We observed some changes in specific genera after 8 days of magnesium supplementation. Most notably, there was a ~1.7 log-fold decrease in Bifidobacterium, a common beneficial member of the gut milieu. Although similar changes in Bifidobacterium have not been previously reported with magnesium supplementation, mice fed a magnesium-deficient diet for 4 days showed a 1.5 log-fold decrease in Bifidobacterium, accompanied by markers indicative of reduced gut barrier function and increased inflammation [
78]. Interestingly, after 21 days of magnesium deficiency, these changes reverted, which the authors suggest was due to the metabolic flexibility of these organisms, allowing them to adapt and recover by altering metabolic pathways for fermentation. Alternatively, these shifts may occur independent of changes in dietary magnesium, simply representing natural population flux in microbial community dynamics. Thus, it is difficult to interpret the significance of our observed decrease in Bifidobacteria with magnesium supplementation. While this may be associated with reductions in the gut barrier integrity, the short-term nature of this study and lack of longitudinal sample collection prevent the determination of whether this represents a transient change as the body adapts to the intervention. Likewise, the other taxa shifts that we observed after magnesium supplementation are also difficult to interpret in terms of their impacts on human health or physiology. Higher levels of Eubacterium siraeum, as we observed with magnesium intake, have been associated with reduced fat accumulation in mice [
79] and improved lipid parameters in non-human primates [
80]. In contrast, we also observed decreases in Coprococcus, which is a butyrate-producing microbe implicated in better health outcomes [
81]. Overall, the changes that we observed were minimal, but longitudinal sampling, longer supplementation times, and perhaps a larger sample size would be needed to establish whether there are any lasting positive or negative impacts on the gut microbiota and associated health outcomes.

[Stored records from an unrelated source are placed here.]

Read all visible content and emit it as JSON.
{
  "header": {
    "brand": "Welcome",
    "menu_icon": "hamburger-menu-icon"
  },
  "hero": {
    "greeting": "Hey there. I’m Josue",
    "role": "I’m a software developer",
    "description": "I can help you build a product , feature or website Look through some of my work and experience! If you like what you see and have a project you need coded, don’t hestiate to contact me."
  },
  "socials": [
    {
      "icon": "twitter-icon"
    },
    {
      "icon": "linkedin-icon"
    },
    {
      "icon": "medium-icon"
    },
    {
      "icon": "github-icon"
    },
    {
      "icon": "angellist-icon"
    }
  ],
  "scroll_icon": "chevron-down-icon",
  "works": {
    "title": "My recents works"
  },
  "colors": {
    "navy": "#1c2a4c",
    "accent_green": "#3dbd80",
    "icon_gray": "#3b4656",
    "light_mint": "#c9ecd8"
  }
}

There are several limitations of our study that should be acknowledged, which in turn may contribute to recommendations for future studies. As previously highlighted, our study could have benefitted from a larger sample size and longer supplementation period. In addition, attention to dietary intake may have been useful, as would have consideration of the potential for a genetic predisposition to influence magnesium metabolism. While we believe some of these limitations to be beyond the scope of our current study, we recognize their potential usefulness in future research.